C’est lui qui avait voulu que l’autre phrase du titre : "Pour que tous aient la vie" finisse en précisant "en Lui". Il avait aussi voulu qu’y soit ajoutée l’affirmation de Jésus lui-même: "Je suis le chemin, la vérité, la vie".

C’est lui qui avait choisi la date et le lieu. En octobre 2005, pendant le synode des évêques, rencontrant quelques cardinaux sud-américains, il leur avait demandé à brûle-pourpoint quel était le sanctuaire marial le plus fréquenté du Brésil. "Aparecida", avaient-ils répondu. Et le pape de reprendre: "C’est là que vous vous réunirez. En mai 2007. Et j’y serai".

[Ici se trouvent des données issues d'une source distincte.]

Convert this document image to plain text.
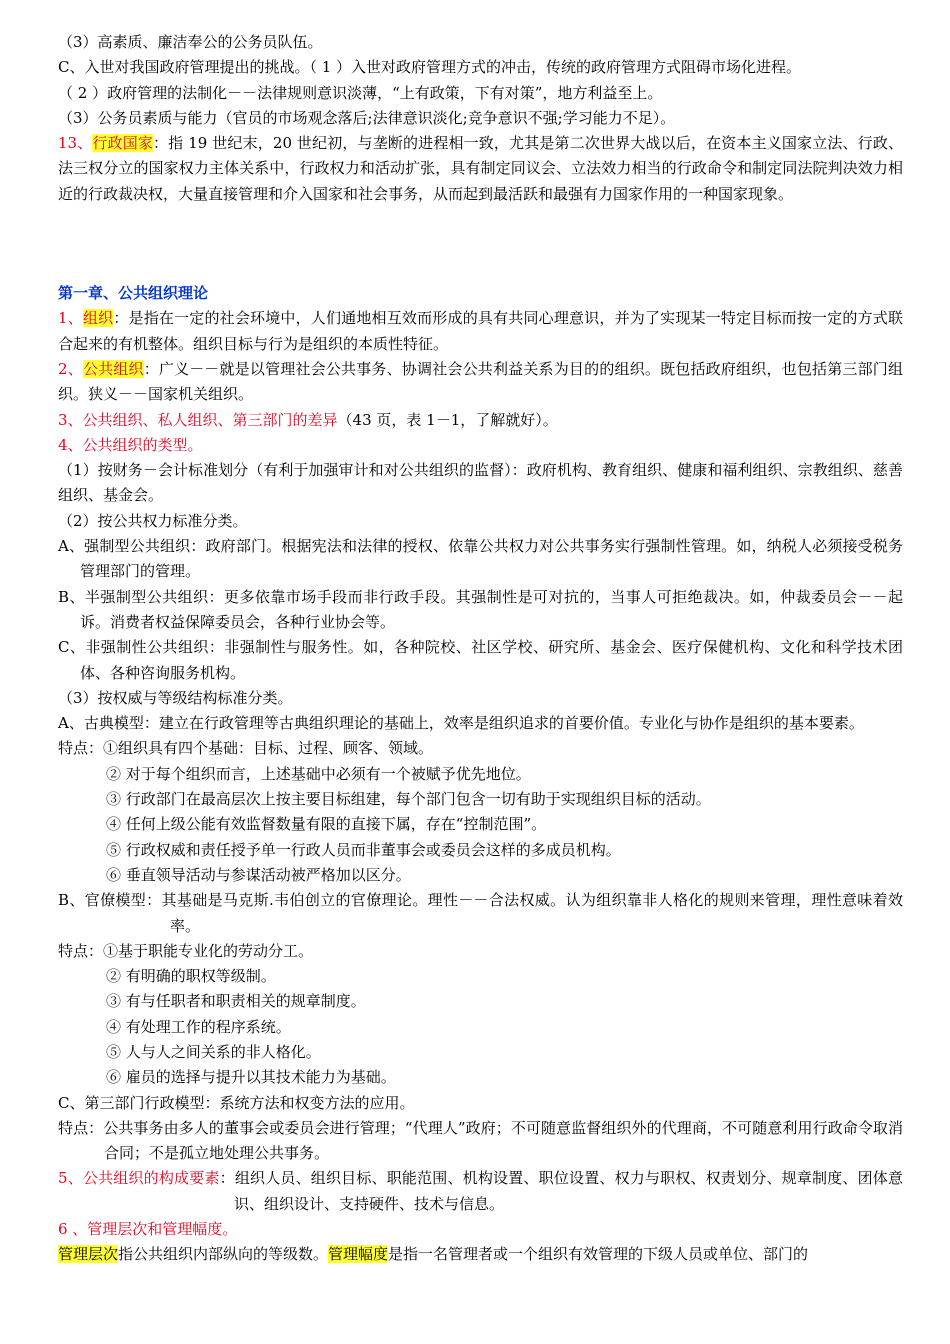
（3）高素质、廉洁奉公的公务员队伍。

C、入世对我国政府管理提出的挑战。（ 1 ）入世对政府管理方式的冲击，传统的政府管理方式阻碍市场化进程。

（ 2 ）政府管理的法制化－－法律规则意识淡薄，“上有政策，下有对策”，地方利益至上。

（3）公务员素质与能力（官员的市场观念落后;法律意识淡化;竞争意识不强;学习能力不足）。

13、行政国家：指 19 世纪末，20 世纪初，与垄断的进程相一致，尤其是第二次世界大战以后，在资本主义国家立法、行政、法三权分立的国家权力主体关系中，行政权力和活动扩张，具有制定同议会、立法效力相当的行政命令和制定同法院判决效力相近的行政裁决权，大量直接管理和介入国家和社会事务，从而起到最活跃和最强有力国家作用的一种国家现象。

第一章、公共组织理论

1、组织：是指在一定的社会环境中，人们通地相互效而形成的具有共同心理意识，并为了实现某一特定目标而按一定的方式联合起来的有机整体。组织目标与行为是组织的本质性特征。

2、公共组织：广义－－就是以管理社会公共事务、协调社会公共利益关系为目的的组织。既包括政府组织，也包括第三部门组织。狭义－－国家机关组织。

3、公共组织、私人组织、第三部门的差异（43 页，表 1－1，了解就好）。

4、公共组织的类型。

（1）按财务－会计标准划分（有利于加强审计和对公共组织的监督）：政府机构、教育组织、健康和福利组织、宗教组织、慈善组织、基金会。

（2）按公共权力标准分类。

A、强制型公共组织：政府部门。根据宪法和法律的授权、依靠公共权力对公共事务实行强制性管理。如，纳税人必须接受税务管理部门的管理。

B、半强制型公共组织：更多依靠市场手段而非行政手段。其强制性是可对抗的，当事人可拒绝裁决。如，仲裁委员会－－起诉。消费者权益保障委员会，各种行业协会等。

C、非强制性公共组织：非强制性与服务性。如，各种院校、社区学校、研究所、基金会、医疗保健机构、文化和科学技术团体、各种咨询服务机构。

（3）按权威与等级结构标准分类。

A、古典模型：建立在行政管理等古典组织理论的基础上，效率是组织追求的首要价值。专业化与协作是组织的基本要素。

特点：①组织具有四个基础：目标、过程、顾客、领域。

② 对于每个组织而言，上述基础中必须有一个被赋予优先地位。

③ 行政部门在最高层次上按主要目标组建，每个部门包含一切有助于实现组织目标的活动。

④ 任何上级公能有效监督数量有限的直接下属，存在“控制范围”。

⑤ 行政权威和责任授予单一行政人员而非董事会或委员会这样的多成员机构。

⑥ 垂直领导活动与参谋活动被严格加以区分。

B、官僚模型：其基础是马克斯.韦伯创立的官僚理论。理性－－合法权威。认为组织靠非人格化的规则来管理，理性意味着效率。

特点：①基于职能专业化的劳动分工。

② 有明确的职权等级制。

③ 有与任职者和职责相关的规章制度。

④ 有处理工作的程序系统。

⑤ 人与人之间关系的非人格化。

⑥ 雇员的选择与提升以其技术能力为基础。

C、第三部门行政模型：系统方法和权变方法的应用。

特点：公共事务由多人的董事会或委员会进行管理；“代理人”政府；不可随意监督组织外的代理商，不可随意利用行政命令取消合同；不是孤立地处理公共事务。

5、公共组织的构成要素：组织人员、组织目标、职能范围、机构设置、职位设置、权力与职权、权责划分、规章制度、团体意识、组织设计、支持硬件、技术与信息。

6 、管理层次和管理幅度。

管理层次指公共组织内部纵向的等级数。管理幅度是指一名管理者或一个组织有效管理的下级人员或单位、部门的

Par la suite, cependant, il a entièrement délégué à d’autres la phase préparatoire: à la curie, au cardinal Giovanni Battista Re, préfet de la congrégation pour les évêques et président de la commission pontificale pour l’Amérique latine, et, outre-Atlantique, au cardinal Francisco Javier Errázuriz Ossa, archevêque de Santiago du Chili et actuel président du CELAM, le conseil épiscopal latino-américain.

Le cardinal Re est, depuis des années, le principal responsable des nominations des nouveaux évêques en Amérique latine, que ce soit sous le pape actuel ou sous le précédent. C’est donc en bonne partie à lui qu’il faut attribuer le fait que, aujourd’hui, l’épiscopat latino-américain soit aussi pauvre en grandes figures, en guides sûrs et visionnaires. Les exceptions sont rares.

Le cardinal argentin Jorge Mario Bergoglio en est une. Il s’est tenu éloigné de la préparation romaine de la conférence d’Aparecida et il a opposé un refus catégorique à la demande que lui a faite Benoît XVI lui-même de venir à Rome prendre la tête d’un dicastère de la curie. Il préférait rester sur place, sur le terrain.

Une équipe

Ensuite, le pape a fait venir au Vatican, en octobre dernier, l’archevêque de São Paulo, le cardinal Cláudio Hummes, comme préfet de la congrégation pour le clergé. Mais sans effet visible dans un premier temps.

Cette nomination élimine le très traditionnaliste cardinal de Hoyos dont le souci principal était plus sur la défense de la vie et de la famille, que sur une parole missionnaire centrée sur la personne de Jésus-Christ. Benoît XVI a choisi quelqu’un qu’il connaît bien : le cardinal Hummes était depuis 2001 membre de la Congrégation pour la doctrine de la foi. Comme, d’ailleurs, tous les responsables de curie nommés à ce jour par le pape Ratzinger : l’Américain William Levada, l’Indien Ivan Dias et l’Italien Tarcisio Bertone. Une équipe se constitue peu à peu autour du Pape.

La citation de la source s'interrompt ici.